O governo federal sancionou, nesta quinta-feira (18), a Política Nacional para Estudantes com Altas Habilidades ou Superdotação, por meio da Lei nº 15.436. Essa iniciativa visa assegurar a identificação precoce, o desenvolvimento integral e a plena inclusão de estudantes com essas características no sistema educacional brasileiro, incluindo a criação de um cadastro nacional específico para esse público.
A legislação também contempla estudantes com dupla excepcionalidade, que são aqueles cuja superdotação coexiste com outras condições, como transtornos do neurodesenvolvimento ou deficiências, garantindo que suas necessidades específicas sejam atendidas.
Conforme dados recentes do Censo Escolar de 2025, aproximadamente 56 mil estudantes foram formalmente identificados com altas habilidades ou superdotação no país, evidenciando a relevância dessa nova política.
Atendimento educacional especializado
Entre as diretrizes fundamentais da lei, destaca-se a obrigatoriedade de os sistemas de ensino oferecerem atendimento educacional especializado. Este será realizado por meio de ações complementares à escolarização regular, com o objetivo de potencializar o desenvolvimento desses alunos.
- Programas de enriquecimento curricular;
- Aceleração de estudo;
- Agrupamento de estudantes por áreas de interesse.
A norma também estabelece a progressão educacional flexível, permitindo avanços por disciplina ou área do conhecimento, e até mesmo a aceleração integral da trajetória escolar. Todas essas medidas serão implementadas considerando o ritmo individual de aprendizagem e o desenvolvimento cognitivo e socioemocional de cada estudante.
Cadastro nacional e mapeamento
O Cadastro Nacional de Estudantes com Altas Habilidades ou Superdotação será gerido pelo Ministério da Educação (MEC).
Sua principal finalidade é mapear e acompanhar a trajetória educacional desses estudantes, fornecendo dados cruciais para a formulação e avaliação de políticas públicas mais eficazes e direcionadas.

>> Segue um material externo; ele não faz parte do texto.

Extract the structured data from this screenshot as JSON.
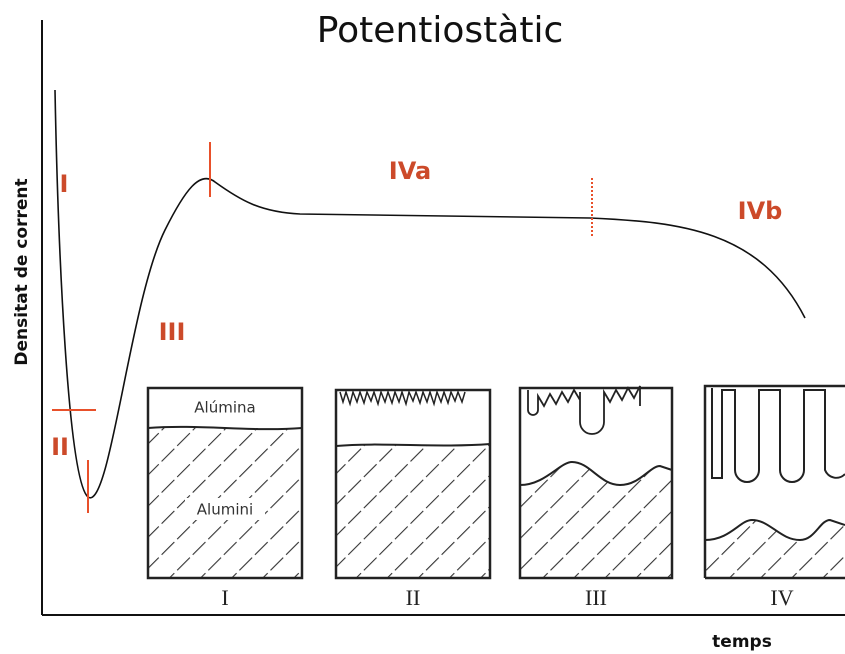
{
  "title": "Potentiostàtic",
  "y_axis_label": "Densitat de corrent",
  "x_axis_label": "temps",
  "stages": [
    "I",
    "II",
    "III",
    "IVa",
    "IVb"
  ],
  "inset": {
    "layers": [
      "Alúmina",
      "Alumini"
    ],
    "panels": [
      "I",
      "II",
      "III",
      "IV"
    ]
  }
}
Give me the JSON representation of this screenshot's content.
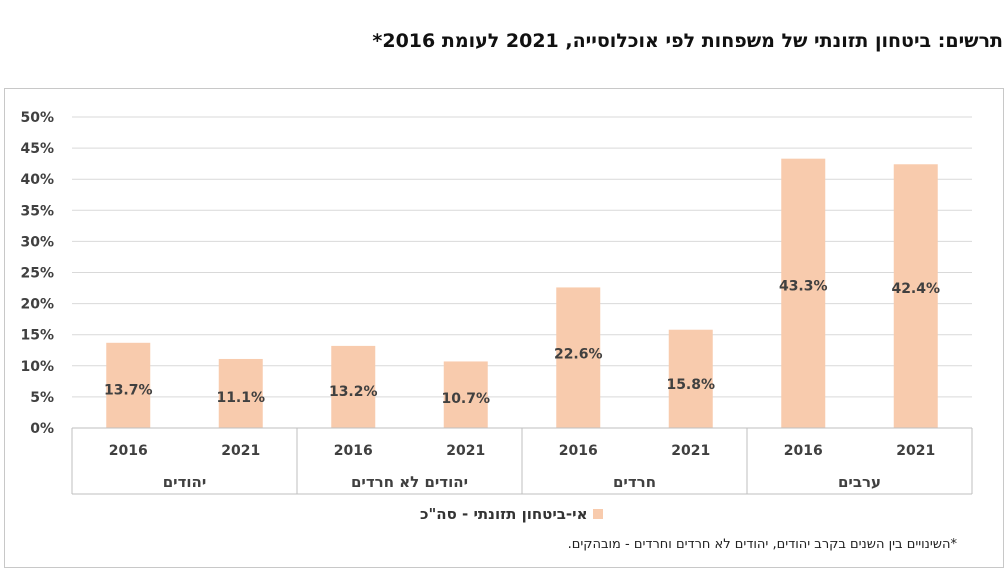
{
  "title": "תרשים: ביטחון תזונתי של משפחות לפי אוכלוסייה, 2021 לעומת 2016*",
  "footnote": "*השינויים בין השנים בקרב יהודים, יהודים לא חרדים וחרדים - מובהקים.",
  "colors": {
    "bar": "#F8CBAD",
    "grid": "#d9d9d9",
    "axis_text": "#404040",
    "label_text": "#404040"
  },
  "chart_data": {
    "type": "bar",
    "title": "תרשים: ביטחון תזונתי של משפחות לפי אוכלוסייה, 2021 לעומת 2016*",
    "xlabel": "",
    "ylabel": "",
    "ylim": [
      0,
      50
    ],
    "yticks": [
      "0%",
      "5%",
      "10%",
      "15%",
      "20%",
      "25%",
      "30%",
      "35%",
      "40%",
      "45%",
      "50%"
    ],
    "grid": true,
    "legend_position": "bottom",
    "groups": [
      {
        "name": "יהודים",
        "categories": [
          "2016",
          "2021"
        ]
      },
      {
        "name": "יהודים לא חרדים",
        "categories": [
          "2016",
          "2021"
        ]
      },
      {
        "name": "חרדים",
        "categories": [
          "2016",
          "2021"
        ]
      },
      {
        "name": "ערבים",
        "categories": [
          "2016",
          "2021"
        ]
      }
    ],
    "categories": [
      "2016",
      "2021",
      "2016",
      "2021",
      "2016",
      "2021",
      "2016",
      "2021"
    ],
    "series": [
      {
        "name": "אי-ביטחון תזונתי - סה\"כ",
        "values": [
          13.7,
          11.1,
          13.2,
          10.7,
          22.6,
          15.8,
          43.3,
          42.4
        ],
        "labels": [
          "13.7%",
          "11.1%",
          "13.2%",
          "10.7%",
          "22.6%",
          "15.8%",
          "43.3%",
          "42.4%"
        ]
      }
    ]
  }
}
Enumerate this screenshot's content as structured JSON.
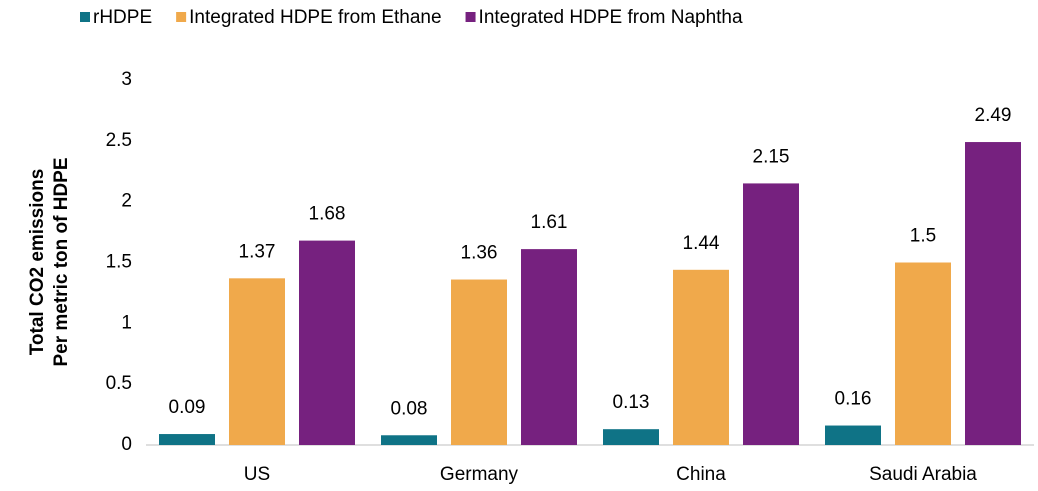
{
  "chart_data": {
    "type": "bar",
    "y_label": [
      "Total CO2 emissions",
      "Per metric ton of HDPE"
    ],
    "categories": [
      "US",
      "Germany",
      "China",
      "Saudi Arabia"
    ],
    "series": [
      {
        "name": "rHDPE",
        "color": "#0f7386",
        "values": [
          0.09,
          0.08,
          0.13,
          0.16
        ]
      },
      {
        "name": "Integrated HDPE from Ethane",
        "color": "#f0a94b",
        "values": [
          1.37,
          1.36,
          1.44,
          1.5
        ]
      },
      {
        "name": "Integrated HDPE from Naphtha",
        "color": "#76217f",
        "values": [
          1.68,
          1.61,
          2.15,
          2.49
        ]
      }
    ],
    "ylim": [
      0,
      3
    ],
    "yticks": [
      0,
      0.5,
      1,
      1.5,
      2,
      2.5,
      3
    ],
    "grid": false,
    "legend": "top"
  }
}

Este banco de dados será alimentado por informações provenientes de censos educacionais e outras bases oficiais, sempre em estrita conformidade com a legislação de proteção de dados vigente.
Adesão e apoio financeiro
A participação na Política Nacional será voluntária para estados, Distrito Federal e municípios, requerendo formalização junto ao governo federal. Aqueles que aderirem poderão contar com apoio técnico e financeiro da União para a implementação das ações, condicionado à disponibilidade orçamentária.
O financiamento dessas iniciativas poderá ser proveniente de diversas fontes, incluindo fundos da educação e programas de investimento público, visando garantir a sustentabilidade e abrangência da política.